Proposition de réglementation de l’IA par le biais de la loi sur la protection des données
Un représentant fédéral a introduit une initiative législative visant à réformer la Loi Fédérale sur la Protection des Données Personnelles détenues par des Particuliers afin de réguler l’IA. Cette proposition établit un cadre obligatoire pour toutes les personnes et entreprises qui développent, commercialisent ou interagissent avec ces technologies au Mexique.
Un vide légal à combler
L’initiative vise à combler un vide juridique qui permet aux modèles d’apprentissage automatisés de traiter des informations sensibles sans supervision spécifique. Il est impératif que le Mexique évolue vers un environnement réglementaire structuré pour se conformer aux normes internationales et protéger l’intégrité de ses citoyens.
« Avec cette réforme, l’État mexicain assume sa responsabilité en matière de leadership technologique sans sacrifier les droits humains, obligeant tout système d’IA opérant sur le territoire national ou affectant les citoyens mexicains à respecter des paramètres de légalité et d’éthique », déclare une représentante fédérale.
Un constat mondial
Au cours des dernières années, le paysage mondial de la gouvernance de l’IA a évolué vers une supervision plus stricte.
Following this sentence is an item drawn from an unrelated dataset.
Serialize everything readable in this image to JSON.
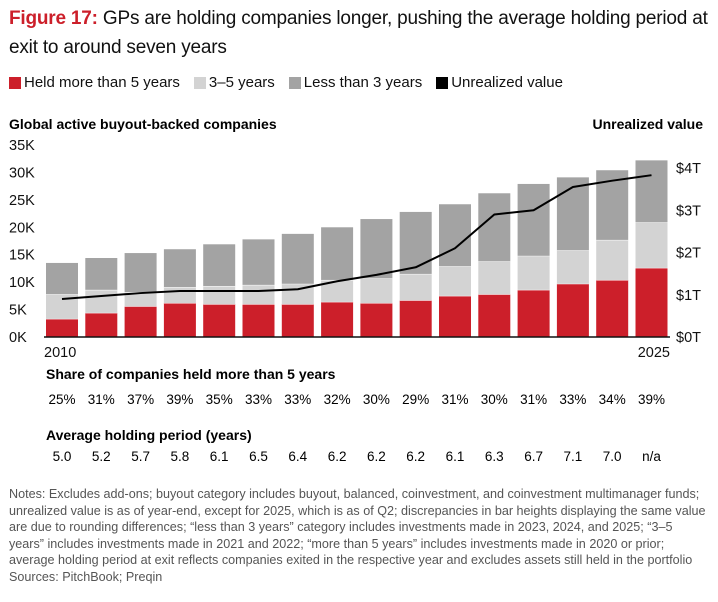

À ce jour, 144 pays ont mis en œuvre des réglementations sur la vie privée pour gérer les complexités du traitement algorithmique. Cependant, au Mexique, les algorithmes et les modèles d’apprentissage automatique fonctionnent sans limitations spécifiques, créant des risques importants pour la confidentialité des données et la responsabilité des entreprises.
Cadre technique de la réforme
La proposition de réforme cherche à modifier l’Article 1 et à ajouter la Fraction XXI à l’Article 2 de la LFPDPPP. Ces changements visent à rendre les dispositions de protection des données obligatoires pour toutes les entités — qu’elles soient nationales ou étrangères — qui interagissent avec des systèmes d’IA au Mexique.
Selon la nouvelle définition, un Système d’IA est un ensemble de modèles et d’algorithmes conçus pour l’apprentissage, le raisonnement et les processus de décision automatisés impliquant le traitement de données personnelles. Cette catégorisation technique est essentielle pour les fournisseurs B2B offrant des solutions Software as a Service (SaaS) ou Infrastructure as a Service (IaaS), car elle clarifie quels processus automatisés relèvent de la juridiction des régulateurs mexicains.
Un appel à l’action
La réforme entend forcer un passage vers le “Privacy by Design”. Les entreprises devront mettre en œuvre des audits internes et des lignes directrices éthiques pour s’assurer que leurs algorithmes ne portent pas atteinte à la vie privée des utilisateurs mexicains. Ce design sera essentiel dans des domaines tels que le scoring de crédit automatisé, le recrutement algorithmique, l’analyse prédictive dans le secteur de la santé et des assurances, ainsi que le traitement de données à grande échelle pour le marketing.
Si la Chambre des Députés approuve cette réforme, le Mexique rejoindra les 144 pays qui ont déjà modernisé leurs lois sur la vie privée. La prochaine étape pour le secteur privé consiste à examiner les déploiements d’IA existants pour s’assurer qu’ils sont conformes aux définitions légales proposées.
La Commission de la Transparence et de l’Anticorruption suggère que l’État mexicain doit mener la charge en matière de vanguardisme technologique tout en maintenant une approche centrée sur l’humain.